These are corks that won't go back in the bottles, which is an apt way to describe themove towards private equity investment.
NZR is rewarding itself a massive short-term cash boost at the same time as it is risking the long-term fabric of the sport. At this point it seems like a gamble loaded in favour of the reward, but this might be the decision that future generations pinpoint as the moment New Zealanders lost "their game".
The watershed nature of the deal should not be underestimated, and that goes both ways.
Silver Lake has a history of investing in sports clubs, including Manchester City and its network of global football clubs, and the New York Knicks. Unlike New Zealand Rugby, those clubs have a very narrow definition of success.
Manchester City's job, for example, is to win titles.

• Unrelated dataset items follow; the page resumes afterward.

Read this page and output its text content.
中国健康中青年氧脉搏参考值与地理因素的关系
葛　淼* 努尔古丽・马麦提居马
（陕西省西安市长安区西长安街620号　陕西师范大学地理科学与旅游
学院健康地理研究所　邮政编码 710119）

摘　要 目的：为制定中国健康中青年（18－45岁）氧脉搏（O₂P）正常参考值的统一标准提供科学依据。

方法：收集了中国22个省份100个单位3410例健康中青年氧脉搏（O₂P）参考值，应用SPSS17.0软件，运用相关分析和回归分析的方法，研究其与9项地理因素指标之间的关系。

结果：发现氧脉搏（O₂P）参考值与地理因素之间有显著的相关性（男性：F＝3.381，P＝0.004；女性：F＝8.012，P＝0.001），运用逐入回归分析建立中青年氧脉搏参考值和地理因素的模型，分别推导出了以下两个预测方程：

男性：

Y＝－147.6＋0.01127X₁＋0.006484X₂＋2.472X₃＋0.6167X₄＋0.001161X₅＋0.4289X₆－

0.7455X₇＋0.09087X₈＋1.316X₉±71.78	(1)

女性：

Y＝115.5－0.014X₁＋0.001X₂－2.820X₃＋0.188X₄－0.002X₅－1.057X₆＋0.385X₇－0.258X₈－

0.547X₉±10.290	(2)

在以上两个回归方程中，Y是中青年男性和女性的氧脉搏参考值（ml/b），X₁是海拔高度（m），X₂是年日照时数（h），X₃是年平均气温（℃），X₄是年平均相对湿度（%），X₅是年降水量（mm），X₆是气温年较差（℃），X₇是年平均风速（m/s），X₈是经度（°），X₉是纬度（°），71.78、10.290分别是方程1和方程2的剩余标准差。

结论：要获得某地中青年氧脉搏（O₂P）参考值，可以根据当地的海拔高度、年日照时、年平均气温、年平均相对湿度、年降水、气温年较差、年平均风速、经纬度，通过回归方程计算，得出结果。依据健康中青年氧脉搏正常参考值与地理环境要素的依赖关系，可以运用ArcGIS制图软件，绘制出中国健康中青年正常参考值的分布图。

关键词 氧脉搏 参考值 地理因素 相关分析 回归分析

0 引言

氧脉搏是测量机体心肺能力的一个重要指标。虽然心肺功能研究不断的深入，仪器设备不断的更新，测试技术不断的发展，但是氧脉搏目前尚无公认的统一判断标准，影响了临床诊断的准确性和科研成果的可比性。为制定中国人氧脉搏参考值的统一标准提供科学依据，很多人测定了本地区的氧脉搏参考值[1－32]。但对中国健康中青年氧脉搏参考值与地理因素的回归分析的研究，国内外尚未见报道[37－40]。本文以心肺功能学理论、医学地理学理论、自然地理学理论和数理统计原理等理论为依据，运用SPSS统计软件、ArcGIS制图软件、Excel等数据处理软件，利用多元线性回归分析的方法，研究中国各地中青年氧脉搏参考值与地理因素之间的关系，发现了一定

By winning titles they increase their attraction to commercial partners.
The definition of success for New Zealand Rugby is very different. While a winning All Black side is the spearhead of operations, NZR has an obligation to act in the best interests of its key stakeholders, the most important being its 26 unions. Those 26 unions, in turn, are charged with running not just representative teams, but fostering the growth of community rugby. It is an enormous brief, albeit in a comparatively tiny market.
Manchester City has no obligation to grow community football in Greater Manchester, even if it is a useful PR exercise to pretend it does so.
At some point down the track, when belt-tightening is required, are Silver Lake's two board representatives really going to be that interested in the fate of North Otago club rugby?
There is an argument, and it is a persuasive one, that the famed bottom-up fabric of New Zealand rugby, small 'r', has been frayed and torn anyway, in particular by the advent of a cross-border Super Rugby competition that has emasculated the national provincial championship and the levels below.
You could even argue that Silver Lake's fund gives community rugby the best opportunity it has had to thrive since the advent of professionalism, though the proof will be in the pudding.
There will undoubtedly be a backlash of sorts about selling of the family jewels. After the Herald originally broke the story in May, a Wellington financier inquired, off-the-record, as to why NZR wasn't instead offering a stake to New Zealand citizens and listing on the NZX.
(At the very least, the prospect of NZR hierarchy justifying its decision making to a room full of shareholders would provide massive comedic value.)
Instead, Silver Lake's return on investment will come through monetising the All Blacks to the nth degree.
NZR has some experience of this with its sponsorship deal with AIG, shoehorning tests into the calendar in places like Tokyo and Chicago despite increasing alarm bells over player welfare due to an endless treadmill of rugby.
The easiest way to maximise investment in the current climate is via broadcast/streaming deals, so where this will leave Sky at the end of its current five-year deal in 2025 remains to be seen.
The equity stake NZR took in Sky of around $20m was designed to future-proof the marriage though this was rendered moot when NZR's shares were almost immediately heavily diluted. That $20m investment is now worth less than $4m.
With Silver Lake involved in negotiations it will be fascinating to see whether Sky is able to match the likes of Amazon Prime or other streaming giants.